Mas nem por isso, em algum instante, senti a minha vida facilidada (pela guerra espiritual que descreves? Talvez..)
Sempre acordei às 6 da manhã. Pago impostos. Todos. Não fujo ao fisco. Trabalho para o estado. Por amor imenso ao que faço. Saio 2 h mais tarde do que devia. Poupo dinheiro para a reforma. Conduzi (durante tanto tempo) um AX a gasóleo para poupar gasolina (eram uns maravilhosos 4L/100).
E se os meus luxos passam pelo cinema no Monumental às 5ª feiras e uns sapatos da Miss Sixty quando recebo o dito subsídio, há algo em mim que diz que conseguirei viver sem eles.
Não tenho medo da crise. Tenho medo de não poder fazer nada mais para que o rumo seja diferente.

(Não me identifico com a população que descreves. Porque no meio das latrinas existem os outros....)

Unknown disse...

Spot on baby.... brilliantly put. :)
E o teu venezuelano não deixa de me lembrar a fénix, animal forte
e poderoso, a carregar às costas uma carga de peso, o da eterna esperança.

Nikita disse...

Não comento o texto, que embora ingénuo, está bom. Prefiro comentar os comentários. O caso da Violet vai de encontro à realidade burguesa pós 25 de Abril, nota-se que a consciência lhe pesa e tenta justificar a sua vidazinha fútil, sem ter eventualmente compreendido o texto. Parece-me que o individuo Hugo G. se refere mais a uma revolução social, uma mudança radical na sociedade, o que está certo hoje não é necessário o que é bom: trabalhos das 9h às 17h, obrigatoriedade de picar ponto, pagar os impostinhos todos, ser muito bom cidadão. Isso é lixo, esse sistema tem de ser destruído, senão o que sobra é apenas o encarneiramento das massas, para os espertos viverem bem e à conta(BNP) por ex, que é gentalha do PS/PSD.
Quanto à Miss Gordon, deixa uma mensagem bonita. Quem não tem medo, quem não se acomoda, progride. O caminho é o da revolução, vote em branco!!

terezinha disse...

Não consigo concordar com os comentários...(excepto da Violet)
Consigo concordar com o seu texto, no geral.Parabéns.

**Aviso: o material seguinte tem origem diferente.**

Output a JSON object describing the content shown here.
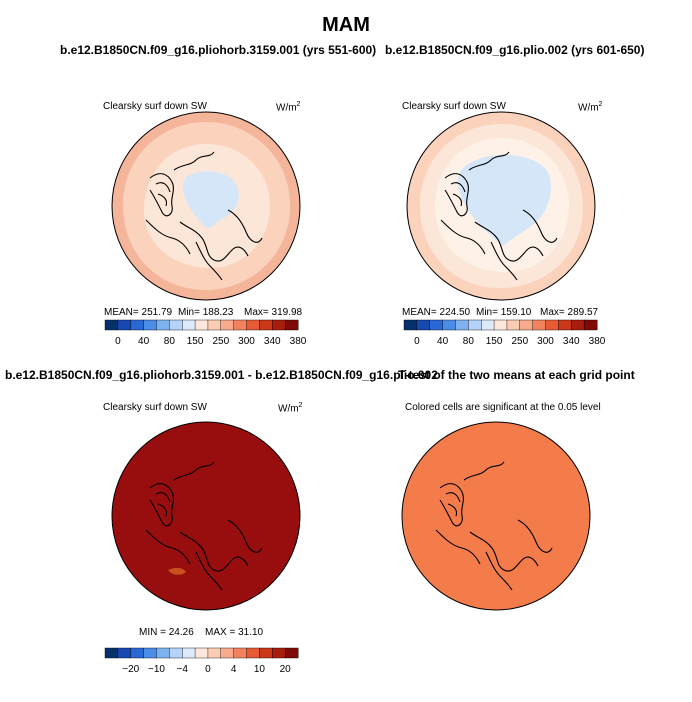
{
  "figure": {
    "title": "MAM"
  },
  "panels": [
    {
      "title": "b.e12.B1850CN.f09_g16.pliohorb.3159.001 (yrs 551-600)",
      "subtitle": "Clearsky surf down SW",
      "units": "W/m",
      "units_sup": "2",
      "stats": {
        "mean": "MEAN= 251.79",
        "min": "Min= 188.23",
        "max": "Max= 319.98"
      },
      "colors": {
        "outer": "#f5b59a",
        "mid": "#fbd3bd",
        "inner": "#fce6d8",
        "center": "#d4e6f8"
      }
    },
    {
      "title": "b.e12.B1850CN.f09_g16.plio.002 (yrs 601-650)",
      "subtitle": "Clearsky surf down SW",
      "units": "W/m",
      "units_sup": "2",
      "stats": {
        "mean": "MEAN= 224.50",
        "min": "Min= 159.10",
        "max": "Max= 289.57"
      },
      "colors": {
        "outer": "#fbd3bd",
        "mid": "#fce6d8",
        "inner": "#fdf1e8",
        "center": "#d4e6f8"
      }
    },
    {
      "title": "b.e12.B1850CN.f09_g16.pliohorb.3159.001 - b.e12.B1850CN.f09_g16.plio.002",
      "subtitle": "Clearsky surf down SW",
      "units": "W/m",
      "units_sup": "2",
      "stats": {
        "min": "MIN =  24.26",
        "max": "MAX =  31.10"
      },
      "colors": {
        "fill": "#980d0d"
      }
    },
    {
      "title": "T-test of the two means at each grid point",
      "subtitle": "Colored cells are significant at the 0.05 level",
      "colors": {
        "fill": "#f47c4b"
      }
    }
  ],
  "colorbars": [
    {
      "labels": [
        "0",
        "40",
        "80",
        "150",
        "250",
        "300",
        "340",
        "380"
      ],
      "colors": [
        "#08306b",
        "#1748b0",
        "#2a68d6",
        "#4a8ce6",
        "#7eb1f0",
        "#b5d3f8",
        "#dbe9fa",
        "#fde7da",
        "#fbccb4",
        "#f8ab8c",
        "#f1845f",
        "#e65a36",
        "#cb3718",
        "#a91d0c",
        "#7f0a06"
      ]
    },
    {
      "labels": [
        "−20",
        "−10",
        "−4",
        "0",
        "4",
        "10",
        "20"
      ],
      "colors": [
        "#08306b",
        "#1748b0",
        "#2a68d6",
        "#4a8ce6",
        "#7eb1f0",
        "#b5d3f8",
        "#dbe9fa",
        "#fde7da",
        "#fbccb4",
        "#f8ab8c",
        "#f1845f",
        "#e65a36",
        "#cb3718",
        "#a91d0c",
        "#7f0a06"
      ]
    }
  ]
}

Sou da geração do antes do 25 de Abril. (Tenho 57 anos.)
Lutamos muito. Muito mesmo.
Para vos dar uma vida melhor.

Se não a sabem aproveitar, que fazer?
Acho que a maioria se acomodou, se está nas "tintas"...
O problema agora é vosso!
São vocês que têm de criar um mundo com as condições justas para os vossos filhos.
Repito: se não sabem, melhor,se não querem aproveitar...

Pulha Garcia disse...

Acho o texto interessante. Não concordo com tudo. A parte geracional está simplificada. Contudo concordo com o essencial. Há que reagir. Vivermos em crise não é desculpa para sermos a crise.